The representative spoke no more with Bronner, nor with Tom Philpott who contacted them in order to write an article about Bronner’s ads being refused.

The main point of all of this? Both of these publications were cowering under a biotech influence.

Science‘s management found it “a little bit controversial,” and worried that “if we allowed that kind of a piece to be printed in Science, then maybe we’d be subject to the GMO world coming after us.”

A representative from the publication added:

” Ironically, it’s not that anyone in the organization disagreed with what it [the ad] said. It’s just that we had to consider that the opposite side of the coin might want to start a war in our magazine.”

Perhaps she isn’t aware the war has already begun.

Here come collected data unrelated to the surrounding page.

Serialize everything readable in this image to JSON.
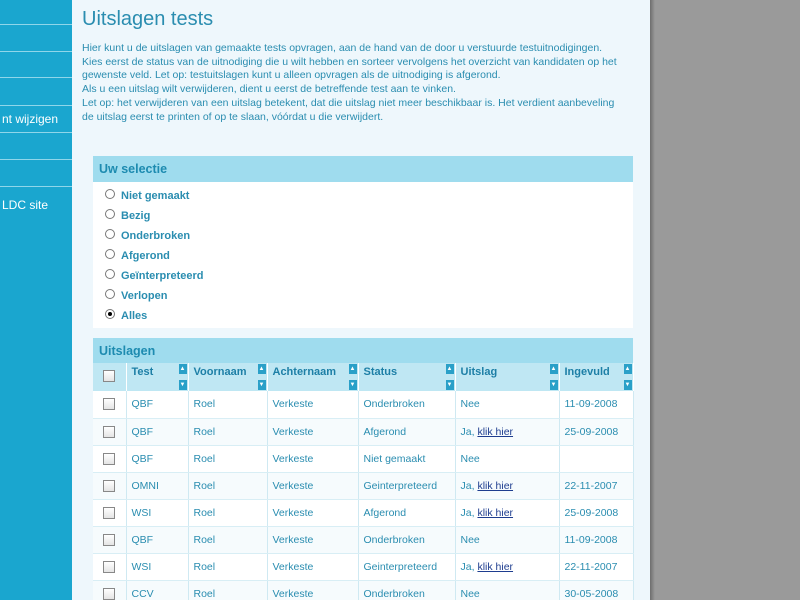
{
  "sidebar": {
    "items": [
      {
        "label": ""
      },
      {
        "label": ""
      },
      {
        "label": ""
      },
      {
        "label": "nt wijzigen"
      },
      {
        "label": ""
      },
      {
        "label": ""
      },
      {
        "label": "LDC site"
      }
    ]
  },
  "main": {
    "title": "Uitslagen tests",
    "intro": [
      "Hier kunt u de uitslagen van gemaakte tests opvragen, aan de hand van de door u verstuurde testuitnodigingen. Kies eerst de status van de uitnodiging die u wilt hebben en sorteer vervolgens het overzicht van kandidaten op het gewenste veld. Let op: testuitslagen kunt u alleen opvragen als de uitnodiging is afgerond.",
      "Als u een uitslag wilt verwijderen, dient u eerst de betreffende test aan te vinken.",
      "Let op: het verwijderen van een uitslag betekent, dat die uitslag niet meer beschikbaar is. Het verdient aanbeveling de uitslag eerst te printen of op te slaan, vóórdat u die verwijdert."
    ]
  },
  "selectie": {
    "title": "Uw selectie",
    "options": [
      {
        "label": "Niet gemaakt",
        "checked": false
      },
      {
        "label": "Bezig",
        "checked": false
      },
      {
        "label": "Onderbroken",
        "checked": false
      },
      {
        "label": "Afgerond",
        "checked": false
      },
      {
        "label": "Geïnterpreteerd",
        "checked": false
      },
      {
        "label": "Verlopen",
        "checked": false
      },
      {
        "label": "Alles",
        "checked": true
      }
    ]
  },
  "uitslagen": {
    "title": "Uitslagen",
    "columns": [
      "Test",
      "Voornaam",
      "Achternaam",
      "Status",
      "Uitslag",
      "Ingevuld"
    ],
    "rows": [
      {
        "test": "QBF",
        "voornaam": "Roel",
        "achternaam": "Verkeste",
        "status": "Onderbroken",
        "uitslag": "Nee",
        "link": "",
        "ingevuld": "11-09-2008"
      },
      {
        "test": "QBF",
        "voornaam": "Roel",
        "achternaam": "Verkeste",
        "status": "Afgerond",
        "uitslag": "Ja,",
        "link": "klik hier",
        "ingevuld": "25-09-2008"
      },
      {
        "test": "QBF",
        "voornaam": "Roel",
        "achternaam": "Verkeste",
        "status": "Niet gemaakt",
        "uitslag": "Nee",
        "link": "",
        "ingevuld": ""
      },
      {
        "test": "OMNI",
        "voornaam": "Roel",
        "achternaam": "Verkeste",
        "status": "Geinterpreteerd",
        "uitslag": "Ja,",
        "link": "klik hier",
        "ingevuld": "22-11-2007"
      },
      {
        "test": "WSI",
        "voornaam": "Roel",
        "achternaam": "Verkeste",
        "status": "Afgerond",
        "uitslag": "Ja,",
        "link": "klik hier",
        "ingevuld": "25-09-2008"
      },
      {
        "test": "QBF",
        "voornaam": "Roel",
        "achternaam": "Verkeste",
        "status": "Onderbroken",
        "uitslag": "Nee",
        "link": "",
        "ingevuld": "11-09-2008"
      },
      {
        "test": "WSI",
        "voornaam": "Roel",
        "achternaam": "Verkeste",
        "status": "Geinterpreteerd",
        "uitslag": "Ja,",
        "link": "klik hier",
        "ingevuld": "22-11-2007"
      },
      {
        "test": "CCV",
        "voornaam": "Roel",
        "achternaam": "Verkeste",
        "status": "Onderbroken",
        "uitslag": "Nee",
        "link": "",
        "ingevuld": "30-05-2008"
      }
    ]
  }
}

Stan Schmidt, an ad rep for Scientific American, which accepted the ad, remarked that his magazine maintains a broader policy on advertorials—it accepts them unless they contain offensive or “wild-eyed” material, and the Bronner ad easily passed the test, he said. Odd, since they also recently bashed GMO labeling as unscientific. That’s a pretty ‘wild-eyed’ claim, but it sided with the biotech industry, so they published the article in full. It wasn’t even an ad, but an editorial.

“I’m concerned how lame and weak the leading scientific publications in the world are being here, although I appreciate Science‘s upfront explanation,” Bronner said. “Science and Nature magazines, like the scientific enterprise in general, are not above the fray.”

 

So, when biotech shills comment on anti-GMO campaigns and try to get consumers to believe we should just keep eating our GMOs, labeled or not, quoting scientific journals that support genetically modified crops – we know who is calling the shots. There is no free and open press. It is all a money game, and biotech has millions to sway ‘science.’

This is one big propaganda campaign. Remember this the next time a ‘scientific’ journal tells you GMOs are good for you. The GMO scientists are the new pushers of Lucky Strikes, this time instead of cancer in a lighted stick, its infertility, gut-wrenching intestinal issues, and DNA alteration in a kernel of GMO corn.